# are there any puffins in cornwall



## boywonder (Mar 10, 2008)

me and the mrs are off to cornwall for a week and my mrs would love to go on a boat to see some puffins and other seabirds like razorbills , can anybody point me in the right direction please


----------



## Grond (Jun 17, 2008)

boywonder said:


> me and the mrs are off to cornwall for a week and my mrs would love to go on a boat to see some puffins and other seabirds like razorbills , can anybody point me in the right direction please


Scotland! :lol2:

Skomer Island in Pembrokeshire is probably your nearest puffin colony.

Don't think there's any puffin colonies in cornwall, but there are plenty of other seabirds. The puffins have all headed back out to sea now for the winter. You need to catch them in May. 

You may well see yourself a Cornish chough if you get out on the cliff tops. These have recolonised from Wales in recent years. : victory:


----------



## Shellsfeathers&fur (Jan 18, 2009)

There's Lundy Island in the Bristol Channel (opposite Bideford, Devon very roughly) so could be a stopping point en route. However, as Grond says they've probably gone already, but could be worth contacting their tourist office etc.
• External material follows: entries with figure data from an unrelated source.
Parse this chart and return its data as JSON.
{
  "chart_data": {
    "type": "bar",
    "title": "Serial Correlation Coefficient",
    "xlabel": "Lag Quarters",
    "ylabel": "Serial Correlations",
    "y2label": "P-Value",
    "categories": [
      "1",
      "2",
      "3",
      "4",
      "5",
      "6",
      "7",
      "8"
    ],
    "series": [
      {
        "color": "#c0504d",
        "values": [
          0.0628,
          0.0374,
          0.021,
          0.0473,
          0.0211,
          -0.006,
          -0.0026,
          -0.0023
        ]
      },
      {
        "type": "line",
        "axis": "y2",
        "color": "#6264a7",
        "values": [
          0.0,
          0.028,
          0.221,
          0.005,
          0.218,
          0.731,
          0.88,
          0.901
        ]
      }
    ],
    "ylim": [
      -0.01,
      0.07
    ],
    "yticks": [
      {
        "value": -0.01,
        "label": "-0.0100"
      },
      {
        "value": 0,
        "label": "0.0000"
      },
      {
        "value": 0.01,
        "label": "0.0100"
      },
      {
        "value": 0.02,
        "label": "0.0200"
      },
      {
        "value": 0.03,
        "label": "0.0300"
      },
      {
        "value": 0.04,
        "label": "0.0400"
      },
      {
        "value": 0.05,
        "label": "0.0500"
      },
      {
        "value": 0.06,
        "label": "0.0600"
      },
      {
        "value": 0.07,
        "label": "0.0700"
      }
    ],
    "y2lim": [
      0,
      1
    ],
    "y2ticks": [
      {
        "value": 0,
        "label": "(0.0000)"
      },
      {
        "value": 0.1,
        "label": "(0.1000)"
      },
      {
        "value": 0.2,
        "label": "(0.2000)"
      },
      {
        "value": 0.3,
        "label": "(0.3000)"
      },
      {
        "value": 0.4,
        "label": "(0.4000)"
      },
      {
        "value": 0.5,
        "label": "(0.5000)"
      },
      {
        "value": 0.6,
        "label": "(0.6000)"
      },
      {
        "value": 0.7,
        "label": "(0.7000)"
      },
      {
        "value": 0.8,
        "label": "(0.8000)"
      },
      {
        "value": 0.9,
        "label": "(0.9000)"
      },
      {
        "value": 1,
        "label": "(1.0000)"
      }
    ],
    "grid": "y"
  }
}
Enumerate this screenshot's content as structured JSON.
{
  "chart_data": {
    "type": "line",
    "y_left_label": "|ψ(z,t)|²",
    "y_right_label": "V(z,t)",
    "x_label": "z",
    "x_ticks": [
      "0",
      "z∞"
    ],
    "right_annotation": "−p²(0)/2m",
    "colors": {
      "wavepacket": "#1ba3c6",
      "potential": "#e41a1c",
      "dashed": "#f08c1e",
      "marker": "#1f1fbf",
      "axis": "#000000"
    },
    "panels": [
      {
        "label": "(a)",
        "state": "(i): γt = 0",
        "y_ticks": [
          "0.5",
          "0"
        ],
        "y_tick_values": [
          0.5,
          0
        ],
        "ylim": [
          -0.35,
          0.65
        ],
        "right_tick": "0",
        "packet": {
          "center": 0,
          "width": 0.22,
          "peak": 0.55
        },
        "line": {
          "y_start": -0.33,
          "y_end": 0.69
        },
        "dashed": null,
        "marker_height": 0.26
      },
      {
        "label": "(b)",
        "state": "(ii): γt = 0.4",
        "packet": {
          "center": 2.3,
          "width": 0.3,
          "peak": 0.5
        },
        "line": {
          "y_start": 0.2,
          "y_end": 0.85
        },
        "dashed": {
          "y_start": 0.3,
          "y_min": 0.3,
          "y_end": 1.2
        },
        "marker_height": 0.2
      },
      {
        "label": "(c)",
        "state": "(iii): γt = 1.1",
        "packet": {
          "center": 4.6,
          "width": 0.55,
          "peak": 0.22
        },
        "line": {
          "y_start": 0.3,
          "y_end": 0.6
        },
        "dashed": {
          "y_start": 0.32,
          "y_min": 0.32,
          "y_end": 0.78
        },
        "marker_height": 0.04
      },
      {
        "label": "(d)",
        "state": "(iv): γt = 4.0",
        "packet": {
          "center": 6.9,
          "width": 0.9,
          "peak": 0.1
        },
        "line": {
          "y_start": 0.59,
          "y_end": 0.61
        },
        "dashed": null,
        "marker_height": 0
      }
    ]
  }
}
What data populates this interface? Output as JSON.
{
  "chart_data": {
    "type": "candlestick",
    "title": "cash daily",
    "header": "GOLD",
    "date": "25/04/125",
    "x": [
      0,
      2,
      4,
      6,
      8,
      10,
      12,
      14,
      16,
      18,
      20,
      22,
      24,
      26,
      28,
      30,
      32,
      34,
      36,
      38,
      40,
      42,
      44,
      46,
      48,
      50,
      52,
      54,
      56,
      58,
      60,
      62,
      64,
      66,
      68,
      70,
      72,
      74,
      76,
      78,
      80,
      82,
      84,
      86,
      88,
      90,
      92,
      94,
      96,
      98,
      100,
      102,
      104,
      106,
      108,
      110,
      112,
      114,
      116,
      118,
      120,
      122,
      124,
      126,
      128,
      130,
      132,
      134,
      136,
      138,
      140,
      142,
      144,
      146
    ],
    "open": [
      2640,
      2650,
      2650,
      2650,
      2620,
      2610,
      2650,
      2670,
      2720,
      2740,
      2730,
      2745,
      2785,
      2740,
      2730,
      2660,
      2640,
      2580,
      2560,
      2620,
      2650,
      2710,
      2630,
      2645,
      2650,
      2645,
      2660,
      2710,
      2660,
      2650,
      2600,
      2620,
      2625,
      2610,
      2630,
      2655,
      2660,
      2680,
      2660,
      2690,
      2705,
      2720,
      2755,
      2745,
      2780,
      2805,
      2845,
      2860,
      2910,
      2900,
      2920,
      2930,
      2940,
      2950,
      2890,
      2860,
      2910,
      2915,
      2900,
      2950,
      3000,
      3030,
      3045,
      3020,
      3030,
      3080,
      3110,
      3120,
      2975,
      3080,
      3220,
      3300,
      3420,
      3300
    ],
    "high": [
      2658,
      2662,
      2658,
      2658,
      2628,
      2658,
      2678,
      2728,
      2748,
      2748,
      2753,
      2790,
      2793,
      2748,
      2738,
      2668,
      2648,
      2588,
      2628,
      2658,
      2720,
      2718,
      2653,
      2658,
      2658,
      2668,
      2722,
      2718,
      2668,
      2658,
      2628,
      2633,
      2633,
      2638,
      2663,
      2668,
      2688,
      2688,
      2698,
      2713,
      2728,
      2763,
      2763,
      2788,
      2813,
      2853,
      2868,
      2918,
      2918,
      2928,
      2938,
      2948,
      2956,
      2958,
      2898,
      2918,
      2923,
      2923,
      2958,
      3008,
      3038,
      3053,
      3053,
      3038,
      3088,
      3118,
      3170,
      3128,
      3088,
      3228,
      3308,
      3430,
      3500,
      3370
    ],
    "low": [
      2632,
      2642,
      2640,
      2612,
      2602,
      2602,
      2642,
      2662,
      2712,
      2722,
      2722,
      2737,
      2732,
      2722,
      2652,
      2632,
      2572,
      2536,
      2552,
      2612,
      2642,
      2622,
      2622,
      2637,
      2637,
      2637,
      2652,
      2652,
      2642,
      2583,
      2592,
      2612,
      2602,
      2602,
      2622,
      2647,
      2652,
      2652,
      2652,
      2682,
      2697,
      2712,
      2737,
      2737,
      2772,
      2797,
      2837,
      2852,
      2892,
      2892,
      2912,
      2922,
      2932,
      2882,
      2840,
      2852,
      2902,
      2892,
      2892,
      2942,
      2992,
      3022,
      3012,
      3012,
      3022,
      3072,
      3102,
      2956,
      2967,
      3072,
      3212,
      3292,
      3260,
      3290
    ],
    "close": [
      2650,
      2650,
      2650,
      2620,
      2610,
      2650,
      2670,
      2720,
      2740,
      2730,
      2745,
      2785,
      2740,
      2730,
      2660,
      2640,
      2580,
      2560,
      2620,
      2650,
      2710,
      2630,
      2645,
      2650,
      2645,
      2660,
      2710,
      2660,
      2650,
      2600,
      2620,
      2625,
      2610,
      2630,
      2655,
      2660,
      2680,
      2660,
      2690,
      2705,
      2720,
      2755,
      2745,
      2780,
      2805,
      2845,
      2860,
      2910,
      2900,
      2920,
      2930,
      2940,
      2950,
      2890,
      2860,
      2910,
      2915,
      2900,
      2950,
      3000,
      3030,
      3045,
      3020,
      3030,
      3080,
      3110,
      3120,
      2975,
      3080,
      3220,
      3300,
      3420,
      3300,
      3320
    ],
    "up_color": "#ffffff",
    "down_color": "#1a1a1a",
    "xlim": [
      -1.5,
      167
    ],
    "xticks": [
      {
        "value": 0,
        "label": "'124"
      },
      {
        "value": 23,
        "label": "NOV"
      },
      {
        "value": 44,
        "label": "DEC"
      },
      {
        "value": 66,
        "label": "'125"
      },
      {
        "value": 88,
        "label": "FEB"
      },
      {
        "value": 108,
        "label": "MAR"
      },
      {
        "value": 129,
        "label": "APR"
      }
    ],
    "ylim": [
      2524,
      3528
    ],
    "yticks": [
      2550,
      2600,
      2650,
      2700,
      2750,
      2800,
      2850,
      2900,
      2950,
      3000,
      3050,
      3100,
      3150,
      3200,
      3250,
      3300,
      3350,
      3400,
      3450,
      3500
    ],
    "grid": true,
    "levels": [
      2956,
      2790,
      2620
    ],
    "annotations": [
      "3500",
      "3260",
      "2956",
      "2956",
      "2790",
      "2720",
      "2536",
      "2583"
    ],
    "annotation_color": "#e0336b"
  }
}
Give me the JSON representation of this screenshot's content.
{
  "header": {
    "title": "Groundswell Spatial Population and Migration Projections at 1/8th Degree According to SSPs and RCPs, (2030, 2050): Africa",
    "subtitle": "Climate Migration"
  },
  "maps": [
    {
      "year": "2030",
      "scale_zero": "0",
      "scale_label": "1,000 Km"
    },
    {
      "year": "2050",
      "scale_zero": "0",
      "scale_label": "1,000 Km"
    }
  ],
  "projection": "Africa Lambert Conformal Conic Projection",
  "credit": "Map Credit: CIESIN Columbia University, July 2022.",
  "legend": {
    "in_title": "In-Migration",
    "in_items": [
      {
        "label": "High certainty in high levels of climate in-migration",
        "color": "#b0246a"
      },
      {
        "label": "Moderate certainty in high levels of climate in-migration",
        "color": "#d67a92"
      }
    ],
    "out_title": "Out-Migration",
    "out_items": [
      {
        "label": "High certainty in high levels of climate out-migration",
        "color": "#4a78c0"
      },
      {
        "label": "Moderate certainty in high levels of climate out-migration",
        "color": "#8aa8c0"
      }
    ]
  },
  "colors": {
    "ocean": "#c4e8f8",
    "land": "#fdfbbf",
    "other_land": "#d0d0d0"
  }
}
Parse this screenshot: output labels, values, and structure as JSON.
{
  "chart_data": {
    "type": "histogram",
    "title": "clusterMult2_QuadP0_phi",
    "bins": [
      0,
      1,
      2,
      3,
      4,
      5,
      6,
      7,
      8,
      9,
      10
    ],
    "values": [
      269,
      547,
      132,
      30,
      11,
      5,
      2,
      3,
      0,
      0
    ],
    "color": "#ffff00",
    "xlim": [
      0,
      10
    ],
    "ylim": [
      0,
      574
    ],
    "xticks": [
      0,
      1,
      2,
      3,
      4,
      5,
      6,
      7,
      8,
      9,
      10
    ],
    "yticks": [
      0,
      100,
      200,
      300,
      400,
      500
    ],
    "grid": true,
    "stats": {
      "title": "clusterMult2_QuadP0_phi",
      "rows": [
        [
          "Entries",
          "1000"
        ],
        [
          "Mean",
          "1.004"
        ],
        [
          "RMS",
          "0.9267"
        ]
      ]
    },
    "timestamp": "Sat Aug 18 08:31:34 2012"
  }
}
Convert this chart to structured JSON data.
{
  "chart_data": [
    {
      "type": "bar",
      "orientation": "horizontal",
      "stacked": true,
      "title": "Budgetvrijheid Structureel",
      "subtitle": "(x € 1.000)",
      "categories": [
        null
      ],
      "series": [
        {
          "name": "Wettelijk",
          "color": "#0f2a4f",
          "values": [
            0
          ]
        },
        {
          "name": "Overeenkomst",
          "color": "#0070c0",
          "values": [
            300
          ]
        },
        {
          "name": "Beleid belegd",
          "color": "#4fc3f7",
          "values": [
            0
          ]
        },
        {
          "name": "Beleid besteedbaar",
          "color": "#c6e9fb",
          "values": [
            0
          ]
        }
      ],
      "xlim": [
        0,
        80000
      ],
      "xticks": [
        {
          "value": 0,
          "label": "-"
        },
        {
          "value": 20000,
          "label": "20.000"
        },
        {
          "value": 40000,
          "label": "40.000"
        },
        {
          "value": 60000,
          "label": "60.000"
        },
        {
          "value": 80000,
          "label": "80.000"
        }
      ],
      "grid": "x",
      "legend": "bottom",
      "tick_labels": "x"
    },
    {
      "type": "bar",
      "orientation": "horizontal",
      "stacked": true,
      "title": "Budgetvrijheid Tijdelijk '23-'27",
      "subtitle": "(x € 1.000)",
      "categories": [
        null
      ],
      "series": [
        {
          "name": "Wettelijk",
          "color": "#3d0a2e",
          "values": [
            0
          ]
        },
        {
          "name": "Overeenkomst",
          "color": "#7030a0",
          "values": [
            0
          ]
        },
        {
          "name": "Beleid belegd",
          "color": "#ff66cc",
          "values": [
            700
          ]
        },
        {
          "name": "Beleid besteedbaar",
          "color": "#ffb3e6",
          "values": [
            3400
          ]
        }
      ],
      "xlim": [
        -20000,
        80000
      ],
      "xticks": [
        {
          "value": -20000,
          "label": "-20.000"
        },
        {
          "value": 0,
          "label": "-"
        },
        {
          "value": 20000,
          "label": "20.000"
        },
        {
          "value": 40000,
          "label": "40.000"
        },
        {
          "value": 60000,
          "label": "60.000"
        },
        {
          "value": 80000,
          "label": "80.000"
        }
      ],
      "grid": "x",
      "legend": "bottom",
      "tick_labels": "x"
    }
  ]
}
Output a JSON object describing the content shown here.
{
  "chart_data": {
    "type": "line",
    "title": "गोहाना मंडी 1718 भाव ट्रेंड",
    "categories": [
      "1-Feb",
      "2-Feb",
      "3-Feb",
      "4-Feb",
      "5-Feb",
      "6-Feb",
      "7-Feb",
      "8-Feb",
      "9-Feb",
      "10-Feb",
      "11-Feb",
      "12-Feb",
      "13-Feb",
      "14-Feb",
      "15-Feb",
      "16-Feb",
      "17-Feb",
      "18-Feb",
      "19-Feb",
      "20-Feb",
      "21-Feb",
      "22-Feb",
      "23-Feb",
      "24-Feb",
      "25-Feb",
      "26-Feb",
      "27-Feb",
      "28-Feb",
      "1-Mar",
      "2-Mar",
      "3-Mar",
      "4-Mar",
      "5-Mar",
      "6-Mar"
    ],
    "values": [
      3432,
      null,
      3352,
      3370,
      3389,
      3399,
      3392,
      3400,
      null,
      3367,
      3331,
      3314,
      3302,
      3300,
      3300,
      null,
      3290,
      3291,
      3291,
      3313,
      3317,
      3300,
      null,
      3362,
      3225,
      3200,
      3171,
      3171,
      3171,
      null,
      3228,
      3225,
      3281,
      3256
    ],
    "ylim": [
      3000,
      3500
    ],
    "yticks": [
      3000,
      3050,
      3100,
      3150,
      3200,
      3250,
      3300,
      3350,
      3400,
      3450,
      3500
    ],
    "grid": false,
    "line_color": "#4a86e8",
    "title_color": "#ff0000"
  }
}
You should catch a pasty or two in Cornwall though :blush:


----------



## vawn (Jul 1, 2008)

the puffins are in the scillies n sometimes landsend/sennen
there are boat trips to see the seals n gannets,the occasional turn, baskin sharks etc here in st ives but the further north you go in cornwall the less wildlife there seems to be
the pasties are alot less timid, you should find them easily, usually under a herring gull


----------



## *Blushing_Spider* (Jul 15, 2010)

Vawms right you do find them in the isle of scilly. i personally havnt seen them but i knw a few ppl who hav =)


----------